Predisposition to myeloid malignancies in Shwachman-Diamond syndrome: biological insights and clinical advances

Abstract

Shwachman-Diamond syndrome (SDS) is an inherited multisystem ribosomopathy characterized by exocrine pancreatic deficiency, bone marrow failure, and predisposition to myeloid malignancies. The pathobiology of SDS results from impaired ribosomal maturation due to the deficiency of SBDS and the inability to evict the antiassociation factor eIF6 from the 60S ribosomal subunit. Clinical outcomes for patients with SDS who develop myeloid malignancies are extremely poor because of high treatment-related toxicities and a high rate of refractory disease/relapse even after allogeneic hematopoietic stem cell transplant (HSCT). Registry data indicate that outcomes are improved for patients with SDS who undergo routine bone marrow surveillance and receive an HSCT before developing an overt malignancy. However, the optimal approach to hematologic surveillance and the timing of HSCT for patients with SDS is not clearly established. Recent studies have elucidated distinct patterns of somatic blood mutations in patients with SDS that either alleviate the ribosome defect via somatic rescue (heterozygous EIF6 inactivation) or disrupt cellular checkpoints, resulting in increased leukemogenic potential (heterozygous TP53 inactivation). Genomic analysis revealed that most myeloid malignancies in patients with SDS have biallelic loss-of-function TP53 mutations. Single-cell DNA sequencing of SDS bone marrow samples can detect premalignant biallelic TP53-mutated clones before clinical diagnosis, suggesting that molecular surveillance may enhance the detection of incipient myeloid malignancies when HSCT may be most effective. Here, we review the clinical, genetic, and biologic features of SDS. In addition, we present evidence supporting the hematologic surveillance for patients with SDS that incorporates clinical, pathologic, and molecular data to risk stratify patients and prioritize transplant evaluation for patients with SDS with high-risk features.

Graphical abstract

Figure 1.

Defective ribosome subunit joining in SDS. The top panel shows a normal ribosome subunit joining that occurs after eviction of eIF6 by SBDS and EFL1. The bottom panel shows an impaired ribosome joining defect in SDS due to the inability to displace eIF6 from the 60S intersubunit surface.

Figure 2.

Pathways of somatic clonal evolution in SDS. Somatic blood mutations in TP53 (red) and EIF6 (green) are recurrent in patients with SDS and confer a selective advantage to HSC via distinct mechanisms.
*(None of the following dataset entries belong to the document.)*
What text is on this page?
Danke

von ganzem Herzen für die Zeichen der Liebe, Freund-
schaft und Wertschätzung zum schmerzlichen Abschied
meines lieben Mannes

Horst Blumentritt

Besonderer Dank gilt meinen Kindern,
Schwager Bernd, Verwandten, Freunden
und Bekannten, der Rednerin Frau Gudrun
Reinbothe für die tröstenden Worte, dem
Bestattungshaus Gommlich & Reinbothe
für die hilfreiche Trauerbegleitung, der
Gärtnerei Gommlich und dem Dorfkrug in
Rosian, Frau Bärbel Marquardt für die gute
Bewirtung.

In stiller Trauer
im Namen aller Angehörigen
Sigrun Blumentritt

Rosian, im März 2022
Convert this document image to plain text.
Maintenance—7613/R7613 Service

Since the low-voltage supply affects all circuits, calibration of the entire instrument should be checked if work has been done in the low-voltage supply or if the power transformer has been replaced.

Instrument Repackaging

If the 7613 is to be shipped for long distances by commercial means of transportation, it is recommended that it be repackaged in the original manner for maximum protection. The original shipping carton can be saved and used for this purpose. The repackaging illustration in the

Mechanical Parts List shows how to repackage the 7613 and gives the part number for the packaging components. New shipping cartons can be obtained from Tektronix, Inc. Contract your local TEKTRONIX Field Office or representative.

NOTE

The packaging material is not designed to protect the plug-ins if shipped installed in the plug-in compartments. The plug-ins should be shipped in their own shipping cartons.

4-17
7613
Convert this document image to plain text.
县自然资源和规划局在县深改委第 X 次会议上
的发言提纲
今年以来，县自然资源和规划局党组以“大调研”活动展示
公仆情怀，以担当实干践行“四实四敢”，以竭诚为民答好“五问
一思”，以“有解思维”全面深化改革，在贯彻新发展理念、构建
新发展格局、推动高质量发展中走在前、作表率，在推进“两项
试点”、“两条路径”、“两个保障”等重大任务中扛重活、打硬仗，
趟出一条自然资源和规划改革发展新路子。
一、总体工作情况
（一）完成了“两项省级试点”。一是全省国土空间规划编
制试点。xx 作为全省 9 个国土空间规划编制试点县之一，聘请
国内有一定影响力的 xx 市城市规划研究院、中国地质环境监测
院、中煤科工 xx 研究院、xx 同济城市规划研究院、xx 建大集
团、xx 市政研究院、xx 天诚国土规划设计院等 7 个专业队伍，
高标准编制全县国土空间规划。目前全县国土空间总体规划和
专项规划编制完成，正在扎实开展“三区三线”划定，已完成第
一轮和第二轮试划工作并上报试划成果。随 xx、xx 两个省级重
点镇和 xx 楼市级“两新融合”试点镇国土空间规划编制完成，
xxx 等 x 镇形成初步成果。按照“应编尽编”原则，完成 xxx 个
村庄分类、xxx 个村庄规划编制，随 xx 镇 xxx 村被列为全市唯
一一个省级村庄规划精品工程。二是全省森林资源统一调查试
Inactivating EIF6 mutations relieve the fitness defect caused by SBDS deficiency by improving ribosome joining and translation efficiency. In contrast, heterozygous TP53 mutations improve HSC fitness by decreasing the cell checkpoint activation (eg, p21) but do not improve the underlying ribosome joining defect. Acquisition of a second TP53 mutation (ie, biallelic TP53-mutated clone) results in the complete loss of cellular checkpoints, genomic instability, and eventual progression to a myeloid malignancy.

Figure 3.

Clonal dynamics of somatic mutations in SDS. (A) Representative example of clinical NGS in a patient with SDS undergoing serial bone marrow examinations. TP53- and EIF6-mutated clones are colored red and green, respectively. Solid red line corresponds to the biallelic TP53 clone that eventually progresses to MDS. Light-blue bar highlights year 3 of bone marrow surveillance. (B) scDNA-seq at year 3 of surveillance. Each row represents a unique EIF6- and TP53-mutated clones with VAF as a percentage below. Each dot corresponds to a single cell belonging to a given clone. Heterozygous mutations have a VAF of ∼0.5. The TP53 mutation in clone 3 has a VAF of ∼1.0, indicating biallelic TP53 mutation. The biallelic TP53-mutated clone expands exponentially and represents the dominant clone at the time of MDS diagnosis. This scenario demonstrates the ability of scDNA-seq to reveal the clonal hierarchy of somatic mutations and identify high-risk TP53 mutations years before the clinical diagnosis of a myeloid malignancy. In addition, we provide a specific clinical example in the text describing a patient with SDS who was found to have a detectable biallelic TP53-mutated clone using scDNA-seq that eventually gave rise to leukemia despite no other concerning clinicopathologic or cytogenetic features during routine surveillance of bone marrow and blood counts a few months preceeding leukemia diagnosis.